I had a question because I'm currently working on a Homework Question, and seem to have reached a point where I think I may be right but am not sure. So let $X$ ~ $N(0,1)$, and similarly $Y$ ~ $N(0,1)$, and $X$ and $Y$ are independent. Then let: $$U = \frac{X+Y}{\sqrt2}, V = \frac{X-Y}{\sqrt2}$$
Then I am supposed to prove that $U, V$ are independent and both have the standard normal distribution. Now, I know by showing by the MGF's, one can see this right away. But my logic is this.

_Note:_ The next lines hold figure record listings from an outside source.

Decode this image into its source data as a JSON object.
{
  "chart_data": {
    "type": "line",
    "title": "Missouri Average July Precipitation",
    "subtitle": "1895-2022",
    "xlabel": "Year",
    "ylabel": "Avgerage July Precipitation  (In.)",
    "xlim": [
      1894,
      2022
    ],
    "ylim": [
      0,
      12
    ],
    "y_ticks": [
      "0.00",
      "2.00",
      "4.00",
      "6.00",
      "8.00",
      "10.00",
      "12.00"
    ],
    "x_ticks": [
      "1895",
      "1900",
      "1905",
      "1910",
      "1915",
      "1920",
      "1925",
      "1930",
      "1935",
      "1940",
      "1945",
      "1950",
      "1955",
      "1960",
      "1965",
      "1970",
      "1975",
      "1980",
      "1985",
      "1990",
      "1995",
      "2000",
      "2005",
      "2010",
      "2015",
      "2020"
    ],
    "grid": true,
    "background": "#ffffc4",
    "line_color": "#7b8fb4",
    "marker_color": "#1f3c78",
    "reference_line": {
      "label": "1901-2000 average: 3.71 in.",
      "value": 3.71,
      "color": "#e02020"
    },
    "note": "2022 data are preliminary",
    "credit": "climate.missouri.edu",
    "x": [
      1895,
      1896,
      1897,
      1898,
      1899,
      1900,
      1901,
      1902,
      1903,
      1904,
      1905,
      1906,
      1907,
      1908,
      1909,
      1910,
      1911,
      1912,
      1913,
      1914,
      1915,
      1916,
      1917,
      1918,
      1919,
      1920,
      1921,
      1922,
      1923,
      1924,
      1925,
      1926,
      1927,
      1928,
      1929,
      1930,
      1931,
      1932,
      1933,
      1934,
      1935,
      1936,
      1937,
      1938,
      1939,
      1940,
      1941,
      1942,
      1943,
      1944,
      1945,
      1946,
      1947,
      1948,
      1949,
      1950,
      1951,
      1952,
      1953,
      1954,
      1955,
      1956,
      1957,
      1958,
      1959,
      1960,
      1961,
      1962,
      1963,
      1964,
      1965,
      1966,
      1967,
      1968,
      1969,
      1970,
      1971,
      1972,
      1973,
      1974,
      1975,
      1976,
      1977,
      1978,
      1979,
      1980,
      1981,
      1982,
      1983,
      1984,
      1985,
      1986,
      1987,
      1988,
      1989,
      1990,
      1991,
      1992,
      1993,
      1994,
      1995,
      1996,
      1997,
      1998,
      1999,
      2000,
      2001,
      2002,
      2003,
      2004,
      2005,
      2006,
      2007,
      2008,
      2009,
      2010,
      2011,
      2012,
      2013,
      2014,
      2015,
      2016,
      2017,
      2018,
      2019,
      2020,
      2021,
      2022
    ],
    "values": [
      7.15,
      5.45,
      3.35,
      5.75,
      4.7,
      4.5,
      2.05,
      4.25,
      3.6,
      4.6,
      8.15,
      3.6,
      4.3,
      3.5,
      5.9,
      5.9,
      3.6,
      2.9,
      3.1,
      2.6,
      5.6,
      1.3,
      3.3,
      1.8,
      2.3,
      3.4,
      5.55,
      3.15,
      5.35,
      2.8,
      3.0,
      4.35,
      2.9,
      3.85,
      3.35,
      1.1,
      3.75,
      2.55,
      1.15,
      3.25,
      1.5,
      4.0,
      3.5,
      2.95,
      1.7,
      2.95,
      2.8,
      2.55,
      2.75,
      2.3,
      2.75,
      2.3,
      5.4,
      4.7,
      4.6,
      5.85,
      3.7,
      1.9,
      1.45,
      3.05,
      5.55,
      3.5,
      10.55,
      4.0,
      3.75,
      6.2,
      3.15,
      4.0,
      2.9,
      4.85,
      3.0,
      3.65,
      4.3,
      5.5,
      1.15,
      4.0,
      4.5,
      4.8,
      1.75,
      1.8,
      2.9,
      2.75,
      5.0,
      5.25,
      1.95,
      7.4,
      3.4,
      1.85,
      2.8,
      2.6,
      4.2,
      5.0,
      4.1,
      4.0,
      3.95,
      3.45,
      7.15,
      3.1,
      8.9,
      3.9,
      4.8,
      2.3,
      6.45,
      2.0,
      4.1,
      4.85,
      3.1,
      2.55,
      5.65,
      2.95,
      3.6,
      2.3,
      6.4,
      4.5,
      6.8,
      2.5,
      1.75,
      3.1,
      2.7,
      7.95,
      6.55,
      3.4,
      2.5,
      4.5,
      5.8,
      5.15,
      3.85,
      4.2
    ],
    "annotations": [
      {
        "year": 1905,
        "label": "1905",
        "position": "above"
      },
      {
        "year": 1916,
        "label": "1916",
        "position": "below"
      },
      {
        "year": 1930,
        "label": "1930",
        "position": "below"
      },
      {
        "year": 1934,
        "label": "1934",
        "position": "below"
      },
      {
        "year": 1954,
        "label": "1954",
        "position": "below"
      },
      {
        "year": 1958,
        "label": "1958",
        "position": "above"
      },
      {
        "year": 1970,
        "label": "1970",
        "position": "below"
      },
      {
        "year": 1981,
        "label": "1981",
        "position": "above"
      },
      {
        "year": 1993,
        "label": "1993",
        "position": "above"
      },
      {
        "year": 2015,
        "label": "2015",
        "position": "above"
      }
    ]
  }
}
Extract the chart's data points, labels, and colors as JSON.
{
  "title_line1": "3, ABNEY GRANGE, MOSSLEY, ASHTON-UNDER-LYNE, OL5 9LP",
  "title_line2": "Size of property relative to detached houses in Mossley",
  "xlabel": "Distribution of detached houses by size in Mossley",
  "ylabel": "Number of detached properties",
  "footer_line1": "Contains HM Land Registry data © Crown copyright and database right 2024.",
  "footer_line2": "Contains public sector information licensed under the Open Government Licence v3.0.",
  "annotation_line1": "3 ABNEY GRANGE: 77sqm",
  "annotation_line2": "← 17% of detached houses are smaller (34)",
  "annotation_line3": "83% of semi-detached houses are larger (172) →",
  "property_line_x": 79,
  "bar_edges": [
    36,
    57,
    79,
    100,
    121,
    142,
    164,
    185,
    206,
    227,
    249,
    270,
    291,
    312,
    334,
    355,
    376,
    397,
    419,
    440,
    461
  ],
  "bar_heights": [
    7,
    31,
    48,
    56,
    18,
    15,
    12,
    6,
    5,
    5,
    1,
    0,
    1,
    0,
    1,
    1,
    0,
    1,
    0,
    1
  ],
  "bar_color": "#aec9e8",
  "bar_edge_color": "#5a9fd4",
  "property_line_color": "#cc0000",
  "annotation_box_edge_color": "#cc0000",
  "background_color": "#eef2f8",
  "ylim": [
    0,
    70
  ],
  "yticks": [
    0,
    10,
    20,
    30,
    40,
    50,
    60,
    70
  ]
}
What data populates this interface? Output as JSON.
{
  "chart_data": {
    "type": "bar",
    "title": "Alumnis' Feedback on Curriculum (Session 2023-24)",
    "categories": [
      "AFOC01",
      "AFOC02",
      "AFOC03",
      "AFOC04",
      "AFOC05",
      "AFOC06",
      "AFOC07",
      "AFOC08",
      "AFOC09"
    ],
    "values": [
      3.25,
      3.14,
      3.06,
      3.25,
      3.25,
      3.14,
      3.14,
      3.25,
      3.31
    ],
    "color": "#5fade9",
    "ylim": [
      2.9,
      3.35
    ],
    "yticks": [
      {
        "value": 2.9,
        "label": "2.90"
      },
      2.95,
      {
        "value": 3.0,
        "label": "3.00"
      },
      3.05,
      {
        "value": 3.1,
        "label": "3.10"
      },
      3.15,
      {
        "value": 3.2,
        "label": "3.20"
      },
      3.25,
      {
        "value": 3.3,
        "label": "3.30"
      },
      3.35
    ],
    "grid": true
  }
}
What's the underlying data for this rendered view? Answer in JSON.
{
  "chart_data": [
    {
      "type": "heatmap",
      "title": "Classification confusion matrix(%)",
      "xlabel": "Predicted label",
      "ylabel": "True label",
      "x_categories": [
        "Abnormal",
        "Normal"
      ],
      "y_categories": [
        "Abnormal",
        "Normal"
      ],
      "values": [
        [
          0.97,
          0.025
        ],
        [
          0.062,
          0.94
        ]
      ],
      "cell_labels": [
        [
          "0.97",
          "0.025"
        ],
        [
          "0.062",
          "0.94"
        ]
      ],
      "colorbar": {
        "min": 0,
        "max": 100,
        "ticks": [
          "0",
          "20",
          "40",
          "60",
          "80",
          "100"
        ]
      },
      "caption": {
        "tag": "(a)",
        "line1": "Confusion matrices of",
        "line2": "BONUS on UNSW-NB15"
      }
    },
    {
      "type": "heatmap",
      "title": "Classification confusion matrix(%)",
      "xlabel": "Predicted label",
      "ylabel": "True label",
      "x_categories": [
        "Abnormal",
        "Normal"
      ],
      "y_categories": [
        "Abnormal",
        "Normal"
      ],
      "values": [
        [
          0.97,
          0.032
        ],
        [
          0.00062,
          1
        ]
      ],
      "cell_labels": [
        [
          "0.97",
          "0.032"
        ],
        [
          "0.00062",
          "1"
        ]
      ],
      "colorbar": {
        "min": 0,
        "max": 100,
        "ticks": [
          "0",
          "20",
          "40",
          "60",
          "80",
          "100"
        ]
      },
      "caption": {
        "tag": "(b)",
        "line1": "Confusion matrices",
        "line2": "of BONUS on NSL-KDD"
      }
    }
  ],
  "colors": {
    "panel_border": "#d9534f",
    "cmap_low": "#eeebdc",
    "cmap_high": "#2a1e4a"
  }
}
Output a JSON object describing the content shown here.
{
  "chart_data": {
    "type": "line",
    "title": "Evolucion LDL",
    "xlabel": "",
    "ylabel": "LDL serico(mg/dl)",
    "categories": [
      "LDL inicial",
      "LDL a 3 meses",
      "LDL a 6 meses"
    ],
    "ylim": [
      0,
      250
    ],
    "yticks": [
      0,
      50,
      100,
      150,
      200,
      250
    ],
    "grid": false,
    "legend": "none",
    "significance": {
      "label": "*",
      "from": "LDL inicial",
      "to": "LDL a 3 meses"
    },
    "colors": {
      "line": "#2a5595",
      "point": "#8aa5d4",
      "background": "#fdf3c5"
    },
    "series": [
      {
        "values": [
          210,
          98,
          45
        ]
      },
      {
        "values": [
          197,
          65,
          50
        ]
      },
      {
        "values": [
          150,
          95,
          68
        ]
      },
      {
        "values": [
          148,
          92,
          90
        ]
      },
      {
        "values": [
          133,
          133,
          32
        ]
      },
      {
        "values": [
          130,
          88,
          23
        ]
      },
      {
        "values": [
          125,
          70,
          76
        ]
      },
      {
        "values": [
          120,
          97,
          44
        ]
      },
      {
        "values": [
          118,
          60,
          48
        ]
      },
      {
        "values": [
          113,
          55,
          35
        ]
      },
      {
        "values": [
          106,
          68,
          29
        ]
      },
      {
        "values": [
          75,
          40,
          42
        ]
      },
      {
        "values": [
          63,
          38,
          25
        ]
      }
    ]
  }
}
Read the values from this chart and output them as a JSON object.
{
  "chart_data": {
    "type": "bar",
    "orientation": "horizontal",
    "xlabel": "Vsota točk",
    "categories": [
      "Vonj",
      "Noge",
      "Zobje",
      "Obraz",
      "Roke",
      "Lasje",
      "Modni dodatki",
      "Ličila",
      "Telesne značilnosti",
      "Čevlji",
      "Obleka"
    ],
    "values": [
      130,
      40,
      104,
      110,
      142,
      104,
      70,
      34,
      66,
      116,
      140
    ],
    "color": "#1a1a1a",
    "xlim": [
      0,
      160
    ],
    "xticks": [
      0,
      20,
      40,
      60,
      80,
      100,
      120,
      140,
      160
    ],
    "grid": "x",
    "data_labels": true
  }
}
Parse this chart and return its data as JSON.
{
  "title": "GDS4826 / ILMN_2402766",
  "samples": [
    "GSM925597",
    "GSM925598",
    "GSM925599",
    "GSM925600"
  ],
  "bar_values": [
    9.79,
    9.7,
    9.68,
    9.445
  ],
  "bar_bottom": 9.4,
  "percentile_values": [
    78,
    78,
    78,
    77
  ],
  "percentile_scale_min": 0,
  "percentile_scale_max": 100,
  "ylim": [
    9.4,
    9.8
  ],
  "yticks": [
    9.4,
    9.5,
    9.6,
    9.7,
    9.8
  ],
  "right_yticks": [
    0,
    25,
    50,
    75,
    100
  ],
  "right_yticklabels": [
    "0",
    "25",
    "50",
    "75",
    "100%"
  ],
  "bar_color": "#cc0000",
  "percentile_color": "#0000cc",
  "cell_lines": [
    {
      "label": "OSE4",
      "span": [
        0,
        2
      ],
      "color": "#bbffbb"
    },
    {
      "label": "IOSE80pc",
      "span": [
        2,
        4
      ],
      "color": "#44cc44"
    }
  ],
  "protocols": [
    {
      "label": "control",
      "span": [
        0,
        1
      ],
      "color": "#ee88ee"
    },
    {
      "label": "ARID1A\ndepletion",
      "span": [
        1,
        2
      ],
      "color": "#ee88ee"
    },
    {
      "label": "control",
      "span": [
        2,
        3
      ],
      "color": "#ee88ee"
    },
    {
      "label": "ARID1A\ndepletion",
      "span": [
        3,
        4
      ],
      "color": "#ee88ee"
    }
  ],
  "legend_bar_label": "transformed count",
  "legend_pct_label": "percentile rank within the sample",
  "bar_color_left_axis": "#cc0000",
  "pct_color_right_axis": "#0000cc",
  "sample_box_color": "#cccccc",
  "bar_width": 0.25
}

I know that the sum of two Gaussian RV's multiplied by a constant is also Gaussian. Further, I know that:
$\mathbb{E}[U] = 0$ by linearity, and by independence, $Var(U) = \frac{1}{2}(Var(X)+Var(Y)) = 1$
Now, for $V$, I also know that $\mathbb{E}[V]$ is $0$ by linearity of Expectation. But, for Variance, is it correct to assume:
$$Var(V) = \frac{1}{2}(Var(X+(-Y))) = \frac{1}{2}(Var(X)+Var(-Y)) = \frac{1}{2}(Var(X) + Var(Y))$$
This is the only way this would make sense to show that $Var(V) = 1$. Thanks for your help.

One easy way would be to note that( X,Y) follows standard bivariate normal distribution and the transformation matrix that takes (X,Y) to (U,V) is orthogonal. So (U,V) will also follow standard bivariate normal. Hence done.